It's clear in America that family structure and poverty are intertwined: Nearly a third of households headed by single women live below the poverty line. And just six percent of families led by married couples are in the official ranks of the poor. Poverty, meanwhile, touches an astounding 45 percent of children who live without a father.

Recent research by Raj Chetty, Nathaniel Hendron, Patrick Kline, Emmanuel Saez and Nicholas Turner also found that intergenerational income mobility was lower in metropolitan areas with a larger share of single mothers, a bold-faced finding that touched off a new round of public debate over what this relationship means.

The researchers' findings on this front are summarized in this chart posted by Atif Mian and Amir Sufi on their House of Debt blog:

Atif Mian and Amir Sufi,

Each dot on that chart represents a single metro area, with local upward mobility clearly declining as the share of single mothers rises. "The statistical power of this one variable is stunning," Mian and Sufi write, in considering the link between family structure and income mobility (or inequality, as they frame it).

But they proceed with caution (bold emphasis below is mine):

Now, we are wading into some hugely controversial issues here. So it is crucial to be scientific about what this figure means. This is a correlation; it is not necessarily evidence of causation. It doesn’t mean that if we somehow paired up single mothers with a partner, then suddenly inequality would go down. Further, the channel through which inequality and family structure are related is complex. For example, the authors show that cities that have a large fraction of mothers that are single have less upward mobility even for families where both parents are in the home. So again, the channel is unlikely to be a direct effect of single mothers on inequality.

It's tempting to look at the tidy pattern above and conclude that the breakdown of marriage causes poverty, perpetuating inequality. As Mian and Sufi point out, your take on the causal direction here likely depends on your ideology. Conservatives have used this data to argue for the importance of marriage in lifting women and children out of poverty, as if the shortage of stable husbands were the source of the problem rather than one of its side effects.

Liberals argue, on the other hand, as sociologist William Julius Wilson has, that economic forces much larger than families have decimated urban communities and robbed many men of one of the prerequisites to a stable marriage: a job. By this thinking, the circumstances of poverty itself strain families.
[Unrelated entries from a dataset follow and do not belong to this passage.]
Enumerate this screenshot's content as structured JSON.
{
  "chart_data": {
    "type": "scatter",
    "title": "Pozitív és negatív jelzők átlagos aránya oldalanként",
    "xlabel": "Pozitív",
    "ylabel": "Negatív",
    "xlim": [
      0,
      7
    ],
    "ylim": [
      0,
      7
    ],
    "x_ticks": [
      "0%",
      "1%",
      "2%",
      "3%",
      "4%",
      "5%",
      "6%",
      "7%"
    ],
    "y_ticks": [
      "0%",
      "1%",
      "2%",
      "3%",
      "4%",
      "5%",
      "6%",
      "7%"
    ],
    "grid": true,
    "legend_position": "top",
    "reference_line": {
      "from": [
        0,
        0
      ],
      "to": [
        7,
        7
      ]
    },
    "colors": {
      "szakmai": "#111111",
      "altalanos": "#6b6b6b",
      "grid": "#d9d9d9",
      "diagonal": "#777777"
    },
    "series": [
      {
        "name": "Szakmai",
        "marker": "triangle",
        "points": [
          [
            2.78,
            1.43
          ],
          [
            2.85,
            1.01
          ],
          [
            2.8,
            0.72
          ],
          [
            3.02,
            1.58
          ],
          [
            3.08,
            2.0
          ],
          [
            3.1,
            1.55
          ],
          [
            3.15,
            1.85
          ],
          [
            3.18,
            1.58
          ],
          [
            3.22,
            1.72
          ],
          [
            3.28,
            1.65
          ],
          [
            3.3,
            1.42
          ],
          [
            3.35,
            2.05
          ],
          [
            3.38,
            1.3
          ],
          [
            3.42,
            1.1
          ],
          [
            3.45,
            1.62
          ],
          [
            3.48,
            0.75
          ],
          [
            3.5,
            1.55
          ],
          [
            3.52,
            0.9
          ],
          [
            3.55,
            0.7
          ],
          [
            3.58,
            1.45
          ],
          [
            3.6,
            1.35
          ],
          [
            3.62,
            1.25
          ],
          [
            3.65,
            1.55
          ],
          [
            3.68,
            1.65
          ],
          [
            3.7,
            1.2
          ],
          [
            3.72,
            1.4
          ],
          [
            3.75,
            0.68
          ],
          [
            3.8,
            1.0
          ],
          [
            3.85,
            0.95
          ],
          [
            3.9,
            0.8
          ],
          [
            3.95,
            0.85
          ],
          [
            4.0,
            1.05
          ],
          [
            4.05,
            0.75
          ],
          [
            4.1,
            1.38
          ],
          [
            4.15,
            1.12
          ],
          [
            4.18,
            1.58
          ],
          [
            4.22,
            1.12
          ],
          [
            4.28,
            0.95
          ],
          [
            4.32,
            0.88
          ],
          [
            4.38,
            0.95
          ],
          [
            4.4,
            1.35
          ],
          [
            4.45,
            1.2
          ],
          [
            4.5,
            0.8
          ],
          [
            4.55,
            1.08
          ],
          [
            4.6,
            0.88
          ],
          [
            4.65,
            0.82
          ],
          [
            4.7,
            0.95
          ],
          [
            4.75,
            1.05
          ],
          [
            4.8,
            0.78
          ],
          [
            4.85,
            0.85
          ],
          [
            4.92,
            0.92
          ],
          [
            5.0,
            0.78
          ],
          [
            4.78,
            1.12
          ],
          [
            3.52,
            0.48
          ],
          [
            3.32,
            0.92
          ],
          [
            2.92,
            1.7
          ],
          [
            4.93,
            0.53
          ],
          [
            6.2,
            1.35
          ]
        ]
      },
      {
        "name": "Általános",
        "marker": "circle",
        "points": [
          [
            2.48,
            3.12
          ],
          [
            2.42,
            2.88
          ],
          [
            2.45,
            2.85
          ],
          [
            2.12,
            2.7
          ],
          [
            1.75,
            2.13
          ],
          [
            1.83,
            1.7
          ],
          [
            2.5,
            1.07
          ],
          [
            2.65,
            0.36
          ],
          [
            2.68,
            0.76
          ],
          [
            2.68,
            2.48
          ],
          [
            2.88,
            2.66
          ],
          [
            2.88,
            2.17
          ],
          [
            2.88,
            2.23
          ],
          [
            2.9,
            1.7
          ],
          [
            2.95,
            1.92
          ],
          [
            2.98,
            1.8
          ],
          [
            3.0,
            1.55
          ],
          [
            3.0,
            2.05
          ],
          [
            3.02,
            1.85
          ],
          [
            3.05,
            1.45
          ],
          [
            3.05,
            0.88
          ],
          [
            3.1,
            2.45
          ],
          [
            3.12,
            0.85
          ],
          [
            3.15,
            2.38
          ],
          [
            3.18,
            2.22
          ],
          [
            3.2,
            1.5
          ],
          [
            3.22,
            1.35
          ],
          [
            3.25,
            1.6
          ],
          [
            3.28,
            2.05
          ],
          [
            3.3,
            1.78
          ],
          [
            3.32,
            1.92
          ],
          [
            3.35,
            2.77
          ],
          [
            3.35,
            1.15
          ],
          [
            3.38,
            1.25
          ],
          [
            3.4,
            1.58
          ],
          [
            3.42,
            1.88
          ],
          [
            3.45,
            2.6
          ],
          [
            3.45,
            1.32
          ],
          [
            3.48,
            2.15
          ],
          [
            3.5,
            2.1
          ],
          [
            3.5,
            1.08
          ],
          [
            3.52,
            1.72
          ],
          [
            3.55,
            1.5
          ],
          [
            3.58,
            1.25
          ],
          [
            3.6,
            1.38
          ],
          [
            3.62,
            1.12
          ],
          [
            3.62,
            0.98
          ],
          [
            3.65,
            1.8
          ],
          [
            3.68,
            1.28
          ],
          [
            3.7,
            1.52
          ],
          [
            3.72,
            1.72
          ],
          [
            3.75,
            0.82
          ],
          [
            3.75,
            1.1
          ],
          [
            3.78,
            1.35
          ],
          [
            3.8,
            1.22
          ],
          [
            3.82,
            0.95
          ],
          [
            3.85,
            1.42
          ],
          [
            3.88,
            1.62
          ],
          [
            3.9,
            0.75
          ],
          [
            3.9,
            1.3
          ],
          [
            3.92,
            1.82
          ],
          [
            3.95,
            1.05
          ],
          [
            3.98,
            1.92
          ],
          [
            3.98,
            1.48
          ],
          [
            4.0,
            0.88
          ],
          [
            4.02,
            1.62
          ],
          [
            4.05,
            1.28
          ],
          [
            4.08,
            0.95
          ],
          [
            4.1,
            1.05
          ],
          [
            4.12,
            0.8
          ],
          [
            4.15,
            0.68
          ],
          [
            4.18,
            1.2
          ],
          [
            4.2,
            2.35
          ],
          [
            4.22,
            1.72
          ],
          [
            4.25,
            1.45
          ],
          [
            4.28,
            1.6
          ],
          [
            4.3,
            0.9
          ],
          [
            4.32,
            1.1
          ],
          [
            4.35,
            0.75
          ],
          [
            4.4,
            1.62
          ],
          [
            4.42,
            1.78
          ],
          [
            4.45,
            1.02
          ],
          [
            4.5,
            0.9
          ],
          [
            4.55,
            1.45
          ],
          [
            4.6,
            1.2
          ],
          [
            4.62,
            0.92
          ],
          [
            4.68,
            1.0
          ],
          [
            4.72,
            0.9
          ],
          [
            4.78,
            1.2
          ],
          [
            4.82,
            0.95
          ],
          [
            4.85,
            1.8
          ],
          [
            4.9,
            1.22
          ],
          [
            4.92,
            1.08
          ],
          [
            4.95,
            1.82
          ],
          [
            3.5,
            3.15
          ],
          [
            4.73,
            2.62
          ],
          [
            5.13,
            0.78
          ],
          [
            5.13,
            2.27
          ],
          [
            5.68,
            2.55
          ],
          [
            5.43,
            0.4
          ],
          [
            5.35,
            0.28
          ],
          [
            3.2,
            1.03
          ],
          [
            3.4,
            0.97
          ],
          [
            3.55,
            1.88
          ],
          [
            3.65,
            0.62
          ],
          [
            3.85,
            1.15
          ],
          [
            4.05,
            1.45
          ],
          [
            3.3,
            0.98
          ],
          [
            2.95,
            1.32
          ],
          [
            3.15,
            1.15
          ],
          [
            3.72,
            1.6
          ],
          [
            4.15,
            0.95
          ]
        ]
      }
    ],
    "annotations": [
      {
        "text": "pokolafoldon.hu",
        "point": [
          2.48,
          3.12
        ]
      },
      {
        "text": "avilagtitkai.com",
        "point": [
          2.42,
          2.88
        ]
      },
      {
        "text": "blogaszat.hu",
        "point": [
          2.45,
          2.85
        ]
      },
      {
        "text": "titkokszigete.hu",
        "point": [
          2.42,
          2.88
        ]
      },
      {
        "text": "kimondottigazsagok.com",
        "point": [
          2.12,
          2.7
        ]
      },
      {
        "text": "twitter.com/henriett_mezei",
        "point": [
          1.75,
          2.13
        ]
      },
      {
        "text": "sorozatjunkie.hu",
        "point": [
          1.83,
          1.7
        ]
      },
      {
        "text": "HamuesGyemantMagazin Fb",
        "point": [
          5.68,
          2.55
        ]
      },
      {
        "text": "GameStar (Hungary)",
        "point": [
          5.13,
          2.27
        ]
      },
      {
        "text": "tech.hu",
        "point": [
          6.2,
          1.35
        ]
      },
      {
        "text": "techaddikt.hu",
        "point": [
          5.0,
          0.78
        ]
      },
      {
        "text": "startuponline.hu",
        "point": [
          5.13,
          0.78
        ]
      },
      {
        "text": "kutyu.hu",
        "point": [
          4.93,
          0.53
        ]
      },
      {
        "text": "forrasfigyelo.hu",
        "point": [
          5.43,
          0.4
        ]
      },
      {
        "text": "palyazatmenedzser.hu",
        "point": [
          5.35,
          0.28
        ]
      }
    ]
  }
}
To suggest the opposite -- that frayed social values drive poverty -- is to point toward all of the wrong policy prescriptions, this argument says: Incentivize marriage. Teach family values. Just convince poor people to get married.

Mian and Sufi argue for more economic analysis of the "causal chain" here. But in the meantime, let's look at the explanation that, at the very least, the same underlying conditions may be creating single mothers and low social mobility in a city like Atlanta. That chart could easily be embraced by those convinced that "culture" is the problem here, that we should blame the prevalence of single mothers -- or the absence of fathers -- for the fact that poor children have little chance to move up in the world in some communities.

But that argument ignores what marriage might actually look like to a woman living in a neighborhood with high rates of poverty, unemployment and incarceration. It's true that marriage can bring stability and emotional benefits to the children of middle- and upper-class families. But that's not because the institution of marriage itself is universally beneficial. It's because certain kinds of marriages are beneficial, such as those between adults who don't have to worry about getting evicted, who can afford to pay their medical bills, who don't contend with the surrounding stresses of violence or joblessless or having to get to work without a car.

"The problem," Ohio State sociologist Kristi Williams recently told me, "is that there’s no evidence that the kind of marriages that poor, single parents enter into will have these same benefits."

Consider it that way, and a woman may not get married for reasons that have nothing to do with how much she values  the institution. A man may not get married for reasons that have nothing to do with whether he believes in a "culture of marriage." In isolating culture and values as the source of the problem, we can miss the other fundamental ways in which poor households without married parents differ from better-off households with married parents.